Help! It’s a naked breast

Eastside Pride a boob-free zone


Can I just say, I have been so fucking depressed ever since I heard that an event volunteer asked a woman to put her shirt back on at Eastside Pride. What is wrong with you people?

Lots of us–men, women, trans people, etc–weren’t able to start accepting and loving our bodies until we discovered queer spaces. Dyke bars, play parties, Pride; these are places where I learned that fat can be sexy, that anyone can wear tiny clothes, and that a crowd of different shapes and sizes is a fabulous thing.
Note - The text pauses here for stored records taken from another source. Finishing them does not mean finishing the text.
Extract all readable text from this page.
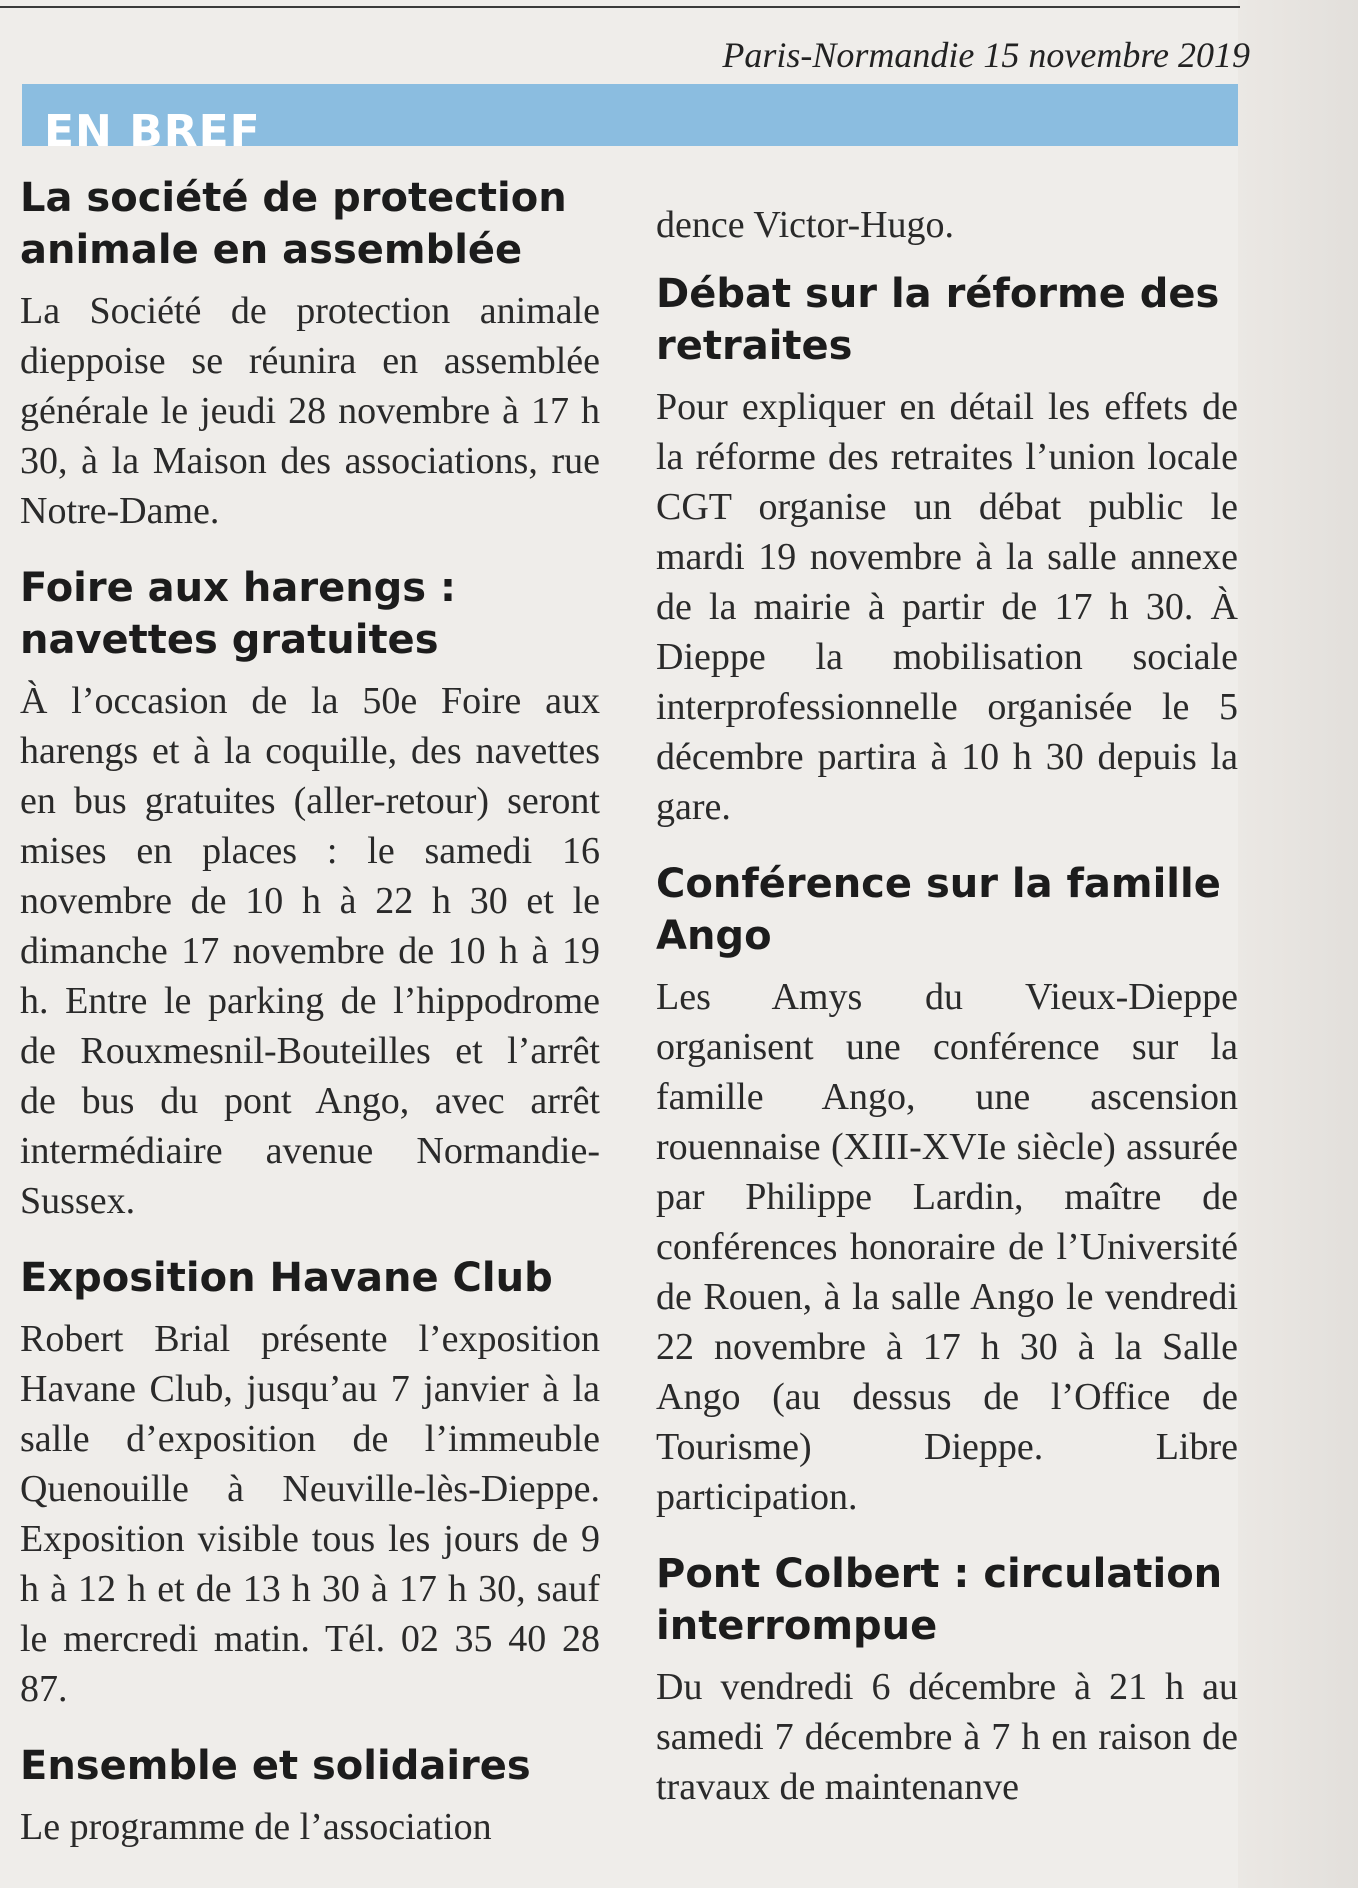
Paris-Normandie 15 novembre 2019
EN BREF
La société de protection animale en assemblée

La Société de protection animale dieppoise se réunira en assemblée générale le jeudi 28 novembre à 17 h 30, à la Maison des associations, rue Notre-Dame.

Foire aux harengs : navettes gratuites

À l’occasion de la 50e Foire aux harengs et à la coquille, des navettes en bus gratuites (aller-retour) seront mises en places : le samedi 16 novembre de 10 h à 22 h 30 et le dimanche 17 novembre de 10 h à 19 h. Entre le parking de l’hippodrome de Rouxmesnil-Bouteilles et l’arrêt de bus du pont Ango, avec arrêt intermédiaire avenue Normandie-Sussex.

Exposition Havane Club

Robert Brial présente l’exposition Havane Club, jusqu’au 7 janvier à la salle d’exposition de l’immeuble Quenouille à Neuville-lès-Dieppe. Exposition visible tous les jours de 9 h à 12 h et de 13 h 30 à 17 h 30, sauf le mercredi matin. Tél. 02 35 40 28 87.

Ensemble et solidaires

Le programme de l’association

dence Victor-Hugo.

Débat sur la réforme des retraites

Pour expliquer en détail les effets de la réforme des retraites l’union locale CGT organise un débat public le mardi 19 novembre à la salle annexe de la mairie à partir de 17 h 30. À Dieppe la mobilisation sociale interprofessionnelle organisée le 5 décembre partira à 10 h 30 depuis la gare.

Conférence sur la famille Ango

Les Amys du Vieux-Dieppe organisent une conférence sur la famille Ango, une ascension rouennaise (XIII-XVIe siècle) assurée par Philippe Lardin, maître de conférences honoraire de l’Université de Rouen, à la salle Ango le vendredi 22 novembre à 17 h 30 à la Salle Ango (au dessus de l’Office de Tourisme) Dieppe. Libre participation.

Pont Colbert : circulation interrompue

Du vendredi 6 décembre à 21 h au samedi 7 décembre à 7 h en raison de travaux de maintenanve
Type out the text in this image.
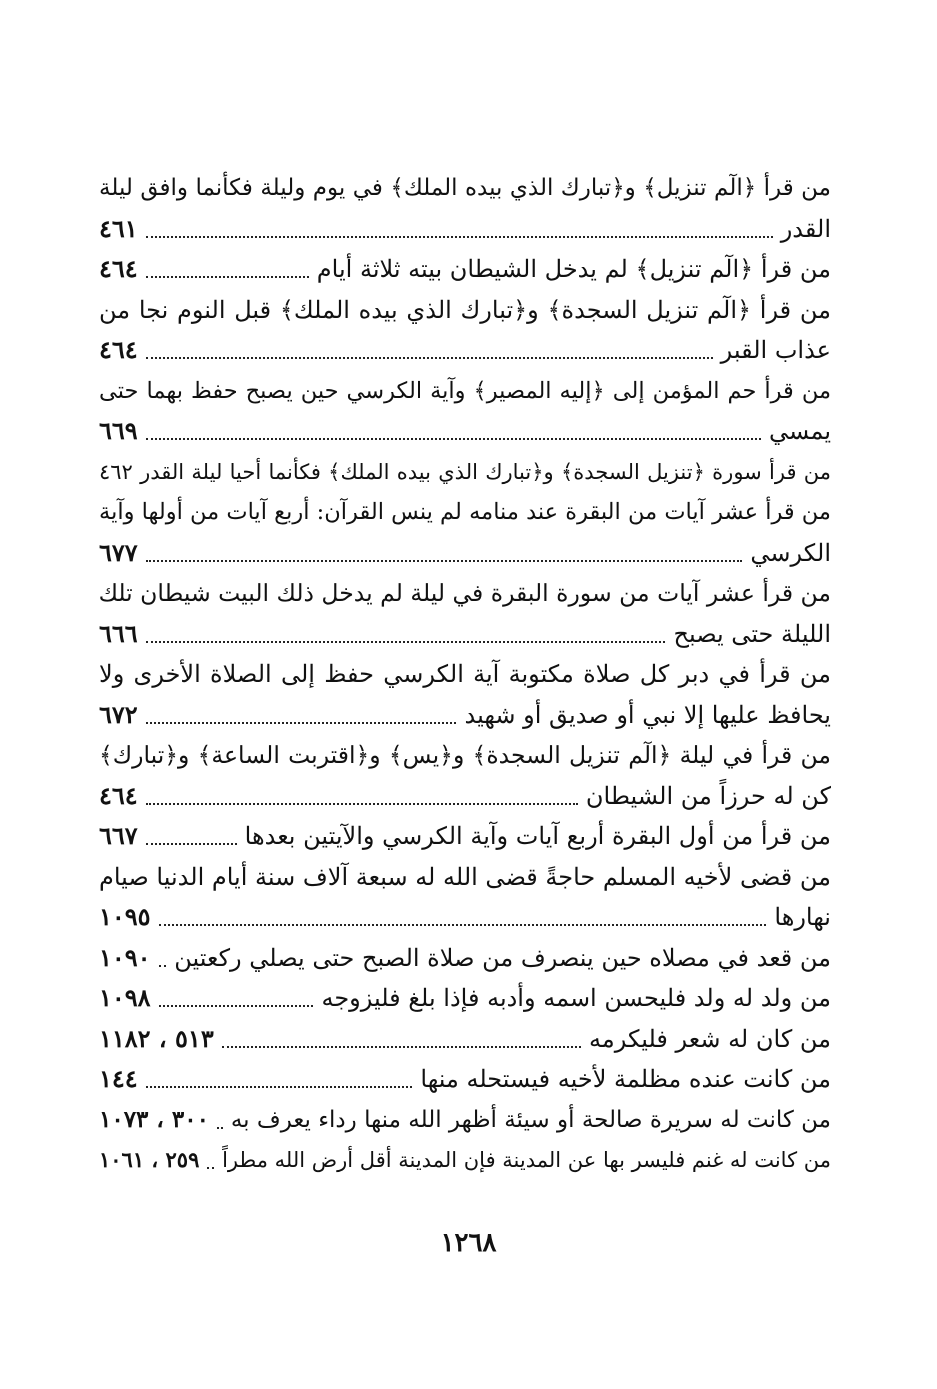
من قرأ ﴿الٓم تنزيل﴾ و﴿تبارك الذي بيده الملك﴾ في يوم وليلة فكأنما وافق ليلة
القدر
٤٦١
من قرأ ﴿الٓم تنزيل﴾ لم يدخل الشيطان بيته ثلاثة أيام
٤٦٤
من قرأ ﴿الٓم تنزيل السجدة﴾ و﴿تبارك الذي بيده الملك﴾ قبل النوم نجا من
عذاب القبر
٤٦٤
من قرأ حم المؤمن إلى ﴿إليه المصير﴾ وآية الكرسي حين يصبح حفظ بهما حتى
يمسي
٦٦٩
من قرأ سورة ﴿تنزيل السجدة﴾ و﴿تبارك الذي بيده الملك﴾ فكأنما أحيا ليلة القدر ٤٦٢
من قرأ عشر آيات من البقرة عند منامه لم ينس القرآن: أربع آيات من أولها وآية
الكرسي
٦٧٧
من قرأ عشر آيات من سورة البقرة في ليلة لم يدخل ذلك البيت شيطان تلك
الليلة حتى يصبح
٦٦٦
من قرأ في دبر كل صلاة مكتوبة آية الكرسي حفظ إلى الصلاة الأخرى ولا
يحافظ عليها إلا نبي أو صديق أو شهيد
٦٧٢
من قرأ في ليلة ﴿الٓم تنزيل السجدة﴾ و﴿يس﴾ و﴿اقتربت الساعة﴾ و﴿تبارك﴾
كن له حرزاً من الشيطان
٤٦٤
من قرأ من أول البقرة أربع آيات وآية الكرسي والآيتين بعدها
٦٦٧
من قضى لأخيه المسلم حاجةً قضى الله له سبعة آلاف سنة أيام الدنيا صيام
نهارها
١٠٩٥
من قعد في مصلاه حين ينصرف من صلاة الصبح حتى يصلي ركعتين
١٠٩٠
من ولد له ولد فليحسن اسمه وأدبه فإذا بلغ فليزوجه
١٠٩٨
من كان له شعر فليكرمه
٥١٣ ، ١١٨٢
من كانت عنده مظلمة لأخيه فيستحله منها
١٤٤
من كانت له سريرة صالحة أو سيئة أظهر الله منها رداء يعرف به
٣٠٠ ، ١٠٧٣
من كانت له غنم فليسر بها عن المدينة فإن المدينة أقل أرض الله مطراً
٢٥٩ ، ١٠٦١
١٢٦٨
I am as full of body hatred and other nasty internalized biases as anyone else. Thank God for queer culture that keeps kicking me in the head and forcing me to grow up and love myself. It’s great that queers have taken up feminist challenges to the lies about what we are supposed to look like, and what parts of our bodies are bad or dangerous and must be hidden.

I’m stunned that the Eastside Pride organizers were not prepared to deal with complaints that were homophobic, sexist or otherwise contrary to the spirit of queer pride. Volunteers wouldn’t necessarily have had to say, “Fuck off, you narrow-minded losers,” to those who were offended by the scary naked breasts. They could simply have declared the event’s support of women’s right to be topless.

They even had the option of putting the responsibility on the Ontario Court of Appeal, which, in 1996, while the Pride Society was asleep or out of the country, made it legal for women to have their shirts off in public. I quote from their ruling, in which they overturned topless activist Gwen Jacob’s conviction for indecency: “No one who was offended was forced to continue looking at her.”

Apparently the people who complained at Eastside Pride were worried about the impact on their children of seeing bare-chested women. First of all, how stupid to imagine that seeing bare breasts is more harmful than being taught that parts of our bodies are offensive or dirty. And also, what the heck were the concerned parents doing hanging around at a queer event if that’s how they feel?

It doesn’t take a lot of deep thinking to understand that the right of women (and other folks with breasts) to be topless is a queer issue, that it’s part and parcel of our larger fight to be out and proud. That women who are trying to cool off or breastfeed or feel the breeze on their skin–or women whose outfits just look better with exposed breasts–should be able to go ahead and take their tops off. Especially at a goddam queer event where it’s all about flaunting it.